Day 214 of the "What are you reading, and why?" project, and Michael, who was taking my measurements in the cemetery, told me he was reading a book called The Trouble with Life is Someday You Die, but I could not find that book by Googling, so perhaps he was reading How We Live and Why We Die, by Lewis Wolpert, subtitled The Secret Lives of Cells.
Anybody can correct me if I'm wrong!
Michael described the book as full of "factoids" about life that show how we are going along, since the moment we are born, programmed to die. One of the freakiest factoids is that, with medical advances and stem cell research, it's possible there are people alive today who will still be alive in 400 years!
Michael doesn't want to be here to see that. And probably won't be.
Why, you might ask, was a man taking your measurements in a cemetery?
Well, I might answer, this year for the annual cemetery walk in Evergreen Cemetery, Bloomington, Illinois, where Dorothy Gage (the Dorothy Gale of The Wizard of Oz) and Old Hoss Radbourn (of Fifty-Nine in '84) are buried, along with the Adlai Stevenson family, I will be playing Helen Davis Stevenson, Adlai's mom, and Michael is the costumer as well as an actor this year.
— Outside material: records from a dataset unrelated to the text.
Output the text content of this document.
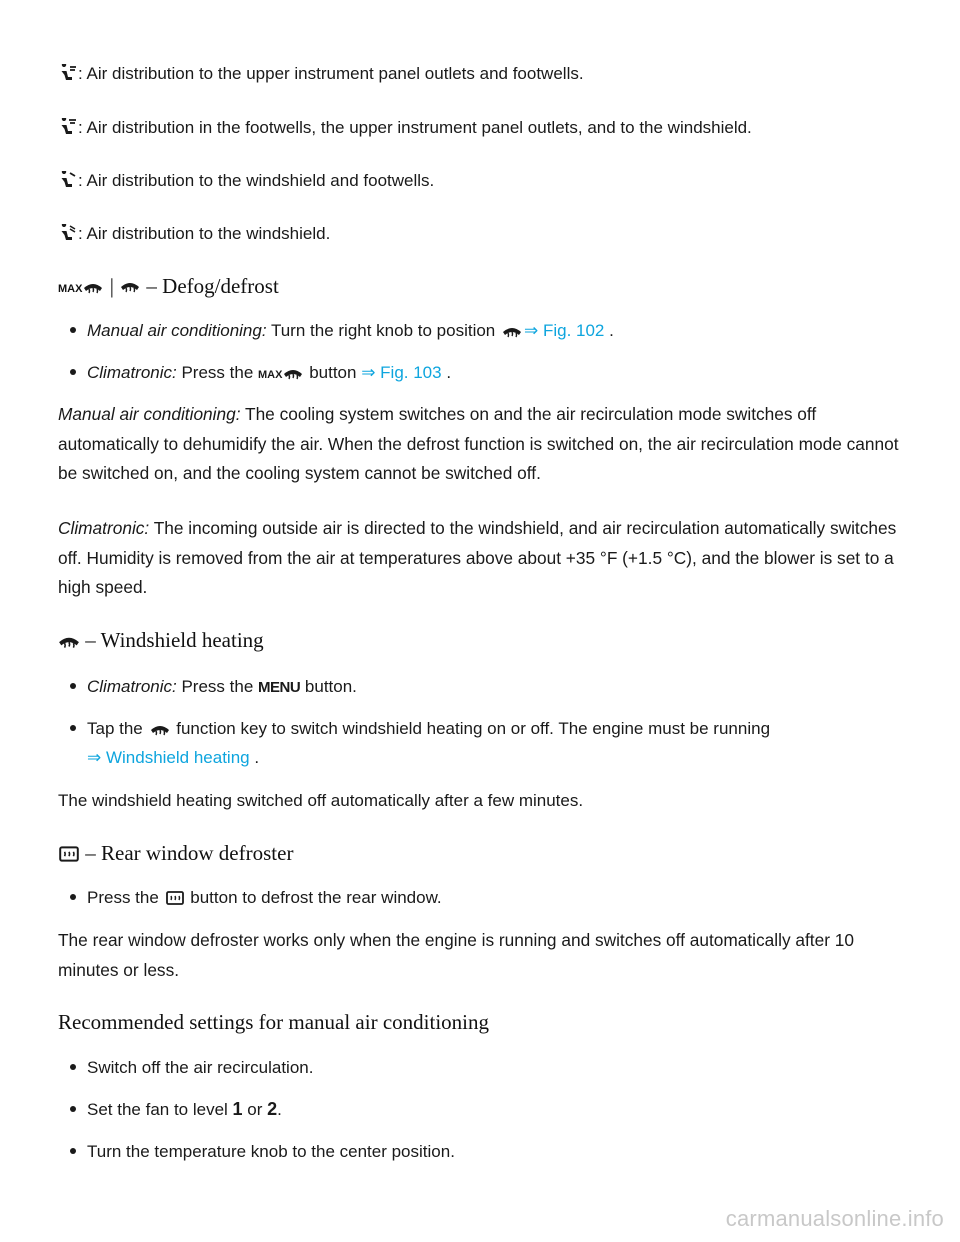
: Air distribution to the upper instrument panel outlets and footwells.
: Air distribution in the footwells, the upper instrument panel outlets, and to the windshield.
: Air distribution to the windshield and footwells.
: Air distribution to the windshield.
MAX |  – Defog/defrost
Manual air conditioning: Turn the right knob to position ⇒ Fig. 102 .
Climatronic: Press the MAX button ⇒ Fig. 103 .
Manual air conditioning: The cooling system switches on and the air recirculation mode switches off automatically to dehumidify the air. When the defrost function is switched on, the air recirculation mode cannot be switched on, and the cooling system cannot be switched off.
Climatronic: The incoming outside air is directed to the windshield, and air recirculation automatically switches off. Humidity is removed from the air at temperatures above about +35 °F (+1.5 °C), and the blower is set to a high speed.
– Windshield heating
Climatronic: Press the MENU button.
Tap the  function key to switch windshield heating on or off. The engine must be running
⇒ Windshield heating .
The windshield heating switched off automatically after a few minutes.
– Rear window defroster
Press the  button to defrost the rear window.
The rear window defroster works only when the engine is running and switches off automatically after 10 minutes or less.
Recommended settings for manual air conditioning
Switch off the air recirculation.
Set the fan to level 1 or 2.
Turn the temperature knob to the center position.
carmanualsonline.info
In the Wonderful Land of CoincidOz, I see that a movie might be in the works based on the book by Ed Achorn, subtitled Old Hoss Radbourn, Barehanded Baseball, and the Greatest Season a Pitcher Ever Had, mentioned earlier in this book blog!
Additional coincidii: the name "Lewis," as Helen Davis married Lewis Stevenson, who was always "on the wing," off taking the cure. There is a picture of Lewis Stevenson in a rather elaborate kimono that suggests a few things about that marriage.
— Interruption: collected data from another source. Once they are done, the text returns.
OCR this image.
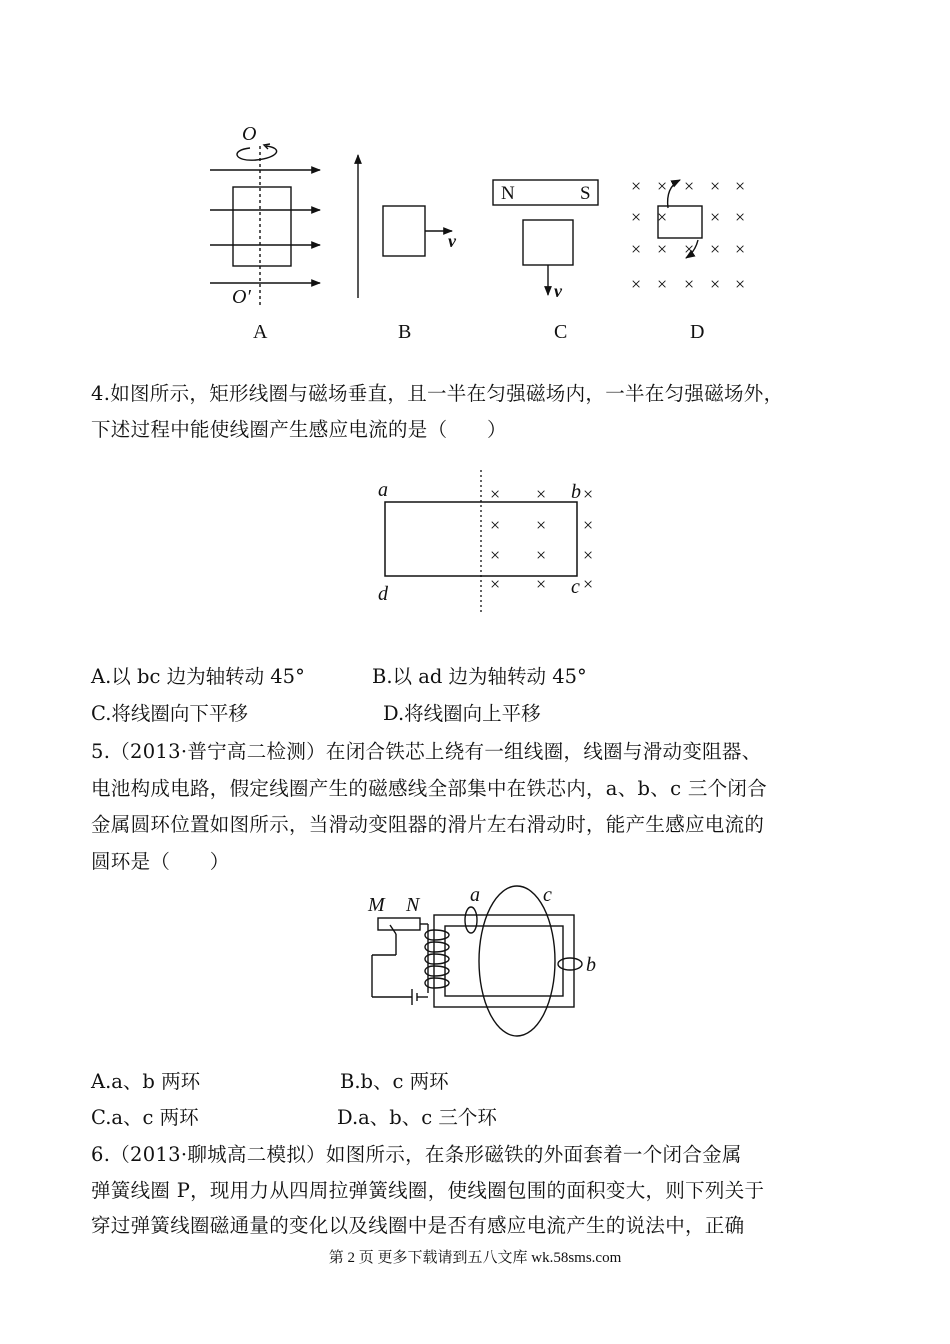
O
O′
v
N	S
v
× × × × ×
× × × ×
× × × × ×
× × × × ×
A	B	C	D
4.如图所示，矩形线圈与磁场垂直，且一半在匀强磁场内，一半在匀强磁场外，
下述过程中能使线圈产生感应电流的是（　　）
a
d
b
c
× × ×
× × ×
× × ×
× × ×
A.以 bc 边为轴转动 45°	B.以 ad 边为轴转动 45°
C.将线圈向下平移	D.将线圈向上平移
5.（2013·普宁高二检测）在闭合铁芯上绕有一组线圈，线圈与滑动变阻器、
电池构成电路，假定线圈产生的磁感线全部集中在铁芯内，a、b、c 三个闭合
金属圆环位置如图所示，当滑动变阻器的滑片左右滑动时，能产生感应电流的
圆环是（　　）
M N	a	c
b
A.a、b 两环	B.b、c 两环
C.a、c 两环	D.a、b、c 三个环
6.（2013·聊城高二模拟）如图所示，在条形磁铁的外面套着一个闭合金属
弹簧线圈 P，现用力从四周拉弹簧线圈，使线圈包围的面积变大，则下列关于
穿过弹簧线圈磁通量的变化以及线圈中是否有感应电流产生的说法中，正确
第 2 页 更多下载请到五八文库 wk.58sms.com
Wikipedia tells me that Adlai Stevenson is referenced in two episodes of The Simpsons, "Lisa the Iconoclast" (the one about the real Jebediah Springfield) and "The Secret War of Lisa Simpson" (the one about hazing at military school) and Adlai Stevenson II is indeed just the kind of witty intelligent true statesman that Lisa would idolize.
Adlai, known as "Laddie" by his mom, acted in plays in school. McLean Stevenson, the actor from M*A*S*H, whose character famously died in on his plane home from the Korean War to his beloved Bloomington, Illinois, is a cousin of the famous political family.
There are more coincidii, but my brain is folding unto death...
I will not be wearing a kimono.
The kimono you see here--a detail of two cranes--is found in the Special Collections of the W. Frank Steely Library of Northern Kentucky University.